Life is so crazy! I know all things are for a reason but man it is hard. I am so blessed to have people in my life who help me out through these hard times. I could not have gotten through any of this without my brother Tanny! He is my besty and i worship him. We are closer then we have ever been and im so grateful to get to claim him as mine. Also Alikan. He has been my friend through all of this supporting me, loving me, and being there when i needed a shoulder to cry on...yes i have cried a LOT! It all means more to me then i could ever express. My parents too. I know they wouldn't agree cause they feel i have pushed them away, but they are amazing and just want the best for me. I know they are SO frustrated with me right now, but they continue to be there for me and desire my happiness and success. I love them dearly.
I love my new ward and the people are amazing. I do NOT do well with change but i feel i am taking moving out in stride and doing pretty well actually.

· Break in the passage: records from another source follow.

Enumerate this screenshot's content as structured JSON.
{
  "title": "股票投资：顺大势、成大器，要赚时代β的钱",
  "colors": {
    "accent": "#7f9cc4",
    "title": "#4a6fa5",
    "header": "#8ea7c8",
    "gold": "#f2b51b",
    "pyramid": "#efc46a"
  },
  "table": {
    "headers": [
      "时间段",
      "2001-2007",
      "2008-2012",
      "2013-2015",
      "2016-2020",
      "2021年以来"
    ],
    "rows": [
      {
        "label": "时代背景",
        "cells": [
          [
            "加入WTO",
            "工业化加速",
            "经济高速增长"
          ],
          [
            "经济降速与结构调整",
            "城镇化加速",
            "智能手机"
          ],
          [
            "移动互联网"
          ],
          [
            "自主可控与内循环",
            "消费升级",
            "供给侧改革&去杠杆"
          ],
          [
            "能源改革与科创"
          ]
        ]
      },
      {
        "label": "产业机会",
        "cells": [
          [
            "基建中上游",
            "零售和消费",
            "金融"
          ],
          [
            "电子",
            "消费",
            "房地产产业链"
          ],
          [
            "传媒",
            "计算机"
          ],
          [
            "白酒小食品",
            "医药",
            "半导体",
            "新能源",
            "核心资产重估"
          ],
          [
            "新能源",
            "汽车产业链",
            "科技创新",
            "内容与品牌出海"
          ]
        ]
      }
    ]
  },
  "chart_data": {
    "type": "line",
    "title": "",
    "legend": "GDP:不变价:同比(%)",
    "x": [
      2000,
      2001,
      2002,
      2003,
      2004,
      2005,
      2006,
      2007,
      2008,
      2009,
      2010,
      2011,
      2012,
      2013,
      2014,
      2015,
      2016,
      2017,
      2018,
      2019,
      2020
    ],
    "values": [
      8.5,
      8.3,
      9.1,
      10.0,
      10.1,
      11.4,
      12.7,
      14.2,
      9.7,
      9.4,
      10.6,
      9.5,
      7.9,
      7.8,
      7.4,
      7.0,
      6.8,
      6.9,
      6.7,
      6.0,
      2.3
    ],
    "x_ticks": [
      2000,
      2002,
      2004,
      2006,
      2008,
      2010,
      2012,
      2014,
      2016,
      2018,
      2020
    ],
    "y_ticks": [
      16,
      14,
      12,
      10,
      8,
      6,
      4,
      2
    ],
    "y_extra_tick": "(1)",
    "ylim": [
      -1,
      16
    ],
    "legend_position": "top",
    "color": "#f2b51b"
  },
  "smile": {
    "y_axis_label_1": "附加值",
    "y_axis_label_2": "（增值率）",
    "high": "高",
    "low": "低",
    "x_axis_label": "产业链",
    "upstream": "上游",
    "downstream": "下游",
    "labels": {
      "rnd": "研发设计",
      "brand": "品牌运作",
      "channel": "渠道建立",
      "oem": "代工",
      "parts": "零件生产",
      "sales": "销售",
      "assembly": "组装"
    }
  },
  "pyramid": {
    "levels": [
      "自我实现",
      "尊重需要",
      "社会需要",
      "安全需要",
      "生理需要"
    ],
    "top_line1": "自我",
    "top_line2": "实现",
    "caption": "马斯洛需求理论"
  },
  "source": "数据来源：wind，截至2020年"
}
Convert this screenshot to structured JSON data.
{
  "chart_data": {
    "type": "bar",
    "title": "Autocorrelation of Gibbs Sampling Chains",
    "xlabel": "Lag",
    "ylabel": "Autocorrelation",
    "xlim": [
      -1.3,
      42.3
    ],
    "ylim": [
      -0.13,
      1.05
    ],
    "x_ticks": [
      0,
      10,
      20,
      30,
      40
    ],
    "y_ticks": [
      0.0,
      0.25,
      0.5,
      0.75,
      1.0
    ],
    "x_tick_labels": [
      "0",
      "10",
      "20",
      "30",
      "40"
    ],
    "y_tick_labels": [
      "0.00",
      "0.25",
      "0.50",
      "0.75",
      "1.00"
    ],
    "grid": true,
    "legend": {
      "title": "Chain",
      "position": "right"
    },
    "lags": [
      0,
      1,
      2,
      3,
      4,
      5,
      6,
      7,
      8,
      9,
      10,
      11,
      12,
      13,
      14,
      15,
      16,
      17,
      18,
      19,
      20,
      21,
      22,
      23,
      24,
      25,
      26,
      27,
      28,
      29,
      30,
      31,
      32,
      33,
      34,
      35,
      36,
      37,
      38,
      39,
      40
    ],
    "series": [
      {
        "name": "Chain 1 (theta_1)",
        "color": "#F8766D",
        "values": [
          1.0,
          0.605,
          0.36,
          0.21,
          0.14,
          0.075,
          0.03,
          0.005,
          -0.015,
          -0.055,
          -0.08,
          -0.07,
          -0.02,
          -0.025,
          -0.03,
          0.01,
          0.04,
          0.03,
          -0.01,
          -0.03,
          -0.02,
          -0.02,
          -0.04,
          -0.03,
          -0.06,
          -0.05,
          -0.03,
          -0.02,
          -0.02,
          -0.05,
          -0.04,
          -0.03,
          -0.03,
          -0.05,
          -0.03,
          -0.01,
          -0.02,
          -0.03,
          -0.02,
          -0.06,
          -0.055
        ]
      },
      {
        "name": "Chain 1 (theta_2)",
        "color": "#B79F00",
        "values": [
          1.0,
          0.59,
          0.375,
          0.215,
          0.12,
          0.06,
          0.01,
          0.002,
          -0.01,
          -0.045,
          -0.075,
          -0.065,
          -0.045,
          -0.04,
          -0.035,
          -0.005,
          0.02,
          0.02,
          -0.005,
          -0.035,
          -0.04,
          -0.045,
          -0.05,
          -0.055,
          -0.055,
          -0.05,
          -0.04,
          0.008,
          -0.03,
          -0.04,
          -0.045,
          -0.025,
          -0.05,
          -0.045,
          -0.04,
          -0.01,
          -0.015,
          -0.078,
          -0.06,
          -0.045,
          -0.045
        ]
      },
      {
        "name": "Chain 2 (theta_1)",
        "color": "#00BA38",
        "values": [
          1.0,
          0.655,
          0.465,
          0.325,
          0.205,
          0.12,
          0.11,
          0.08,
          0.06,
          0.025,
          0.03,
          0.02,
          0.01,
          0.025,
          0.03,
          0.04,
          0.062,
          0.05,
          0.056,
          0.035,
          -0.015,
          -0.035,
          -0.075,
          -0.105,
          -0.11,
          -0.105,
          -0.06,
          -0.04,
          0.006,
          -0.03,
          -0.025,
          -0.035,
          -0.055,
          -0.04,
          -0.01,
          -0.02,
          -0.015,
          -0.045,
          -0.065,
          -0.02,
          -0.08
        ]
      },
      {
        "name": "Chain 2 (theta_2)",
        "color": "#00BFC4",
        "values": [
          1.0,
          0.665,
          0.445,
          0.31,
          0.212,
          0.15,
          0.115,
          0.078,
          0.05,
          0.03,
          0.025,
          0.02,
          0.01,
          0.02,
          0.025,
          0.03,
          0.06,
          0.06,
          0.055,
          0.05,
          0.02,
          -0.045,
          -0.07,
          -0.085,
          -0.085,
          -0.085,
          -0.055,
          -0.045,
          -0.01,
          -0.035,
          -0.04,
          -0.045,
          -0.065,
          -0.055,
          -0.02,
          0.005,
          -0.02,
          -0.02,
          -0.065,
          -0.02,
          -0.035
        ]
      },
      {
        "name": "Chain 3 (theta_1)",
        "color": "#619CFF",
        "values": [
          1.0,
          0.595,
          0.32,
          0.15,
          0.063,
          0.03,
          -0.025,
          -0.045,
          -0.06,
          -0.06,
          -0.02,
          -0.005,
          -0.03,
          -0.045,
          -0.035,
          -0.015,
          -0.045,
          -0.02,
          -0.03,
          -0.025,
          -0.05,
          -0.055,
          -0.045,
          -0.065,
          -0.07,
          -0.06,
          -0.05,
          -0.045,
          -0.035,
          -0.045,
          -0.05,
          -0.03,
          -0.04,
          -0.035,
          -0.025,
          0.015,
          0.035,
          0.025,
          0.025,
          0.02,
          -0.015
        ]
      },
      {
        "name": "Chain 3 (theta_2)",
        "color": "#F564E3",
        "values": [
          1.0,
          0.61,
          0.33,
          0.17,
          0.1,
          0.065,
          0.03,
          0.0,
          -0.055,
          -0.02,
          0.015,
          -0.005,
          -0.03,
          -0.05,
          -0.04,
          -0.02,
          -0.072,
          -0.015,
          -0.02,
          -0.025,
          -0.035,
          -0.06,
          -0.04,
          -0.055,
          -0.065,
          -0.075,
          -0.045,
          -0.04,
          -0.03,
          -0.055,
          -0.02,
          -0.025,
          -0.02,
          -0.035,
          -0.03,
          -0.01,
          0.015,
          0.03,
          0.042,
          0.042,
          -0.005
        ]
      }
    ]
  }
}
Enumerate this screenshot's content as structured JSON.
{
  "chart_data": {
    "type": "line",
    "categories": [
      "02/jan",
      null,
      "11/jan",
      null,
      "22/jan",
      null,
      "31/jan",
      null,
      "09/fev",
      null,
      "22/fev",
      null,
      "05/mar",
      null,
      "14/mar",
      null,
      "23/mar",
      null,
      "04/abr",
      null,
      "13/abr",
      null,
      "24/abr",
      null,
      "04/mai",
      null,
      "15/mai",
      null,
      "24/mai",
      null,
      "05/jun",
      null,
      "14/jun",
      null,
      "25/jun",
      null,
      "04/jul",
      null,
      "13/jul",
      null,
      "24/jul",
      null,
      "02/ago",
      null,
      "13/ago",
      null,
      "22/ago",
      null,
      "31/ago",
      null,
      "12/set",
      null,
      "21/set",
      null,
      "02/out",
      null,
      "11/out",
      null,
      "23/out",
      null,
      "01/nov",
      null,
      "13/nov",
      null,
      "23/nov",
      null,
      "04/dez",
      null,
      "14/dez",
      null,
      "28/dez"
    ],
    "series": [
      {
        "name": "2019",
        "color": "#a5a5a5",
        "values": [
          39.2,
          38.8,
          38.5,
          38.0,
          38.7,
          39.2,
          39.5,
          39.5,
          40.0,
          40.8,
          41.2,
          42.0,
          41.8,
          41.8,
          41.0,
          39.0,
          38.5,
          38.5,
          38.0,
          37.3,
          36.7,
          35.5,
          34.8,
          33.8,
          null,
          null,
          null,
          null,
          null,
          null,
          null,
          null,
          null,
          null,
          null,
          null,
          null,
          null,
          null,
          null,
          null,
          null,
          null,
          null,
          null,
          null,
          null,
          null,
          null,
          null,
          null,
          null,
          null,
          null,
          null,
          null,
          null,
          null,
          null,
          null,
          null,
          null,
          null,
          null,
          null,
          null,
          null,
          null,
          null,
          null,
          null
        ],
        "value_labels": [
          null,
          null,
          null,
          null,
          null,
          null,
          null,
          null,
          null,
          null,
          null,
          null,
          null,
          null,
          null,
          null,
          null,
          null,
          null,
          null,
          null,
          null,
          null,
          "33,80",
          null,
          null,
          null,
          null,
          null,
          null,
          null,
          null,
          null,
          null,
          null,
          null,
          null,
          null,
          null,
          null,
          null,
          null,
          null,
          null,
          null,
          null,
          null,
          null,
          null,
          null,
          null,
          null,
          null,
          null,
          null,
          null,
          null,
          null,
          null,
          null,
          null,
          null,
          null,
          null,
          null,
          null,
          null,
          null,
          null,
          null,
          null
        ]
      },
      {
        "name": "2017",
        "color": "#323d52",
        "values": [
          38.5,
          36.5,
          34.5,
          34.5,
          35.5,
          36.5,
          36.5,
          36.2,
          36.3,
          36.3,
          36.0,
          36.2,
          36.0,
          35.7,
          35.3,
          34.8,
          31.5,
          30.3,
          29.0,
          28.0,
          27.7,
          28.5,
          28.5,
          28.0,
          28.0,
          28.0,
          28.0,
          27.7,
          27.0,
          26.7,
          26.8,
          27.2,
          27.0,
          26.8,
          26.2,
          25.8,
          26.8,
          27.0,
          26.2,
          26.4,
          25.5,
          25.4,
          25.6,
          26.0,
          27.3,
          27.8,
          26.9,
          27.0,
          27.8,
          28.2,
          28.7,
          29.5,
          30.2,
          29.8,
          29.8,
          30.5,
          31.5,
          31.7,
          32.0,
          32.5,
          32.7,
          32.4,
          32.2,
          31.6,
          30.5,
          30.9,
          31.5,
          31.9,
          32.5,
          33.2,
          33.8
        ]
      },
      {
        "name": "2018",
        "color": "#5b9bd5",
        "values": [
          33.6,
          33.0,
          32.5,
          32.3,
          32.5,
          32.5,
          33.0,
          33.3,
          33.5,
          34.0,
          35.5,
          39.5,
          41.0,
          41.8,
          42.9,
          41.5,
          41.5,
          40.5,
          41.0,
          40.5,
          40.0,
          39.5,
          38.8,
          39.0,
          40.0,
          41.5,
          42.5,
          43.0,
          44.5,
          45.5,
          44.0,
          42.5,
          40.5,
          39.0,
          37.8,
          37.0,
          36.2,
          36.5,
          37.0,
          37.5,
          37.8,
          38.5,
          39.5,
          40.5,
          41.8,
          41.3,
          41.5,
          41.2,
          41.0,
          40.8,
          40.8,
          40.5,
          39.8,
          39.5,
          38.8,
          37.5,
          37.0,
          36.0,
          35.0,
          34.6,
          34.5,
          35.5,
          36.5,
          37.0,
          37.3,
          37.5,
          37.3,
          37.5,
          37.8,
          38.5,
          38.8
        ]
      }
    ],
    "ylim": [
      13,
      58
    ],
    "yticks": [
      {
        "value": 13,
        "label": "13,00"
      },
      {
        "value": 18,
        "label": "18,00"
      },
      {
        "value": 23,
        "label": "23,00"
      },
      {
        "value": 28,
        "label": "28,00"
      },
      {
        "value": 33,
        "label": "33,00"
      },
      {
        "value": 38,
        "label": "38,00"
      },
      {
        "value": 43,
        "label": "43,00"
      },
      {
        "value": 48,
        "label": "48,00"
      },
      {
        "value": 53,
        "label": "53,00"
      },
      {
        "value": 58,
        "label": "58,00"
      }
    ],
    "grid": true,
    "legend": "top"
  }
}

I have met some awesome people already and am excited to continue to cultivate relationships that will hopefully be lasting. I have made some big discoveries too about who i am and what my quirks are. I am one who is always looking inward to see what is going on and where i am emotionally and how i can improve. I love awareness. With that brings power to change. And we all know i have a lot to improve on....sigh! I know this is random but just some thoughts. It feels good to write a little bit.